The skill reads a wallet private key, API key, and multi-sig wallet address to create a BSC mainnet trading client. This is central to the skill, but it grants high-impact account authority and is not declared in the registry metadata.
const PRIVATE_KEY = process.env.PRIVATE_KEY; ... return new Client({ ... apiKey: API_KEY, ... privateKey: PRIVATE_KEY as `0x${string}`, multiSigAddress: MULTI_SIG_ADDRESS as `0x${string}` });Use only a dedicated low-balance wallet/API key, verify the exact contracts and SDK behavior, and require the skill metadata to declare these credentials clearly.
A mistaken or over-broad agent invocation could submit real buy/sell orders or trigger market orders with financial consequences.
The trading script prints order details and then directly submits an order. The artifacts do not show a separate confirmation prompt, maximum amount guard, or dry-run mode before placing real trades.
console.log(`\nPlacing ${isMarket ? "MARKET" : "LIMIT"} BUY order...`); ... const resp = await client.placeOrder({ marketId, tokenId, side, orderType: oType, price: isMarket ? "0" : price, makerAmountInQuoteToken: amount }, true);Require explicit user confirmation for every trade, show market/token/side/price/amount before execution, and add spending limits or dry-run support.
A mis-invoked command could cancel active orders across the account.
The cancel-all path can cancel all open orders, optionally only for one market, without an additional confirmation safeguard in the script.
const resp = await client.cancelAllOrders(marketId ? { marketId } : undefined);Require confirmation before bulk cancellation and default to market-scoped or single-order cancellation where possible.
If the remote repository, installer, or dependency chain changes or is compromised, the agent could run unreviewed code with access to trading credentials.
The setup instructions can pull latest remote code and execute a remote installer rather than using a pinned, verified artifact. This is more concerning because the resulting code may later handle wallet private keys.
git clone https://github.com/Yuandiaodiaodiao/opinion-skill.git /root/opinionskills ... curl -fsSL https://bun.sh/install | bash
Use the packaged reviewed files when possible, pin repository commits and dependency versions, avoid curl-to-shell installs, and review code before adding private keys.
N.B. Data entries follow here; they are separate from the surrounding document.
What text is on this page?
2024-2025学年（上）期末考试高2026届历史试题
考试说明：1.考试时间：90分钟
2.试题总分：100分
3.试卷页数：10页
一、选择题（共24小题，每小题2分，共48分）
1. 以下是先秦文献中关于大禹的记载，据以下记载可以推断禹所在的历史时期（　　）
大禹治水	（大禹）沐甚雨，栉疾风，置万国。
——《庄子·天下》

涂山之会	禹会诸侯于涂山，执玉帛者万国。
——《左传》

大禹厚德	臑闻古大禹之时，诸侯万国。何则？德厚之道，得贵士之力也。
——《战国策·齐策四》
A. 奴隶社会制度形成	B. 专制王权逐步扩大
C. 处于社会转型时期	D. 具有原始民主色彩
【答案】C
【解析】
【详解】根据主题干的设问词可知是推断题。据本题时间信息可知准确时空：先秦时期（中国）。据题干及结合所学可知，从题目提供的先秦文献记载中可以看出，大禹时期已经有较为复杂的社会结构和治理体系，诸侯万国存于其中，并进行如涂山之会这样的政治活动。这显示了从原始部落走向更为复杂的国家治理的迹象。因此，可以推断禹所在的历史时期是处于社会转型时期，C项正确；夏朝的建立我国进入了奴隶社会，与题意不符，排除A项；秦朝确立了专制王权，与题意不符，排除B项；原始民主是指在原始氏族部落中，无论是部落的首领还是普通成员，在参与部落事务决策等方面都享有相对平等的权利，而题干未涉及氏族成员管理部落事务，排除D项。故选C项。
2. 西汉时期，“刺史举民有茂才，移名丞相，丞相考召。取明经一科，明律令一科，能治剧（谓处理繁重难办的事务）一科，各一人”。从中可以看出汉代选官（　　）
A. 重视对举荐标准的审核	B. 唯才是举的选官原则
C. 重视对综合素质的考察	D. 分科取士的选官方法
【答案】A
Your Opinion API key may be used during market search/cache refreshes, not only during trading commands.
The market cache path optionally sends API_KEY to an Opinion OpenAPI endpoint. This appears provider-aligned, but users may not expect search/cache operations to use the API key because SKILL.md says data queries do not need environment variables.
const apiKey = process.env.API_KEY; if (apiKey) headers["apikey"] = apiKey; const resp = await fetch(url.toString(), { headers, signal: AbortSignal.timeout(30000) });Document this optional API-key use clearly and avoid setting API_KEY when only public market queries are needed.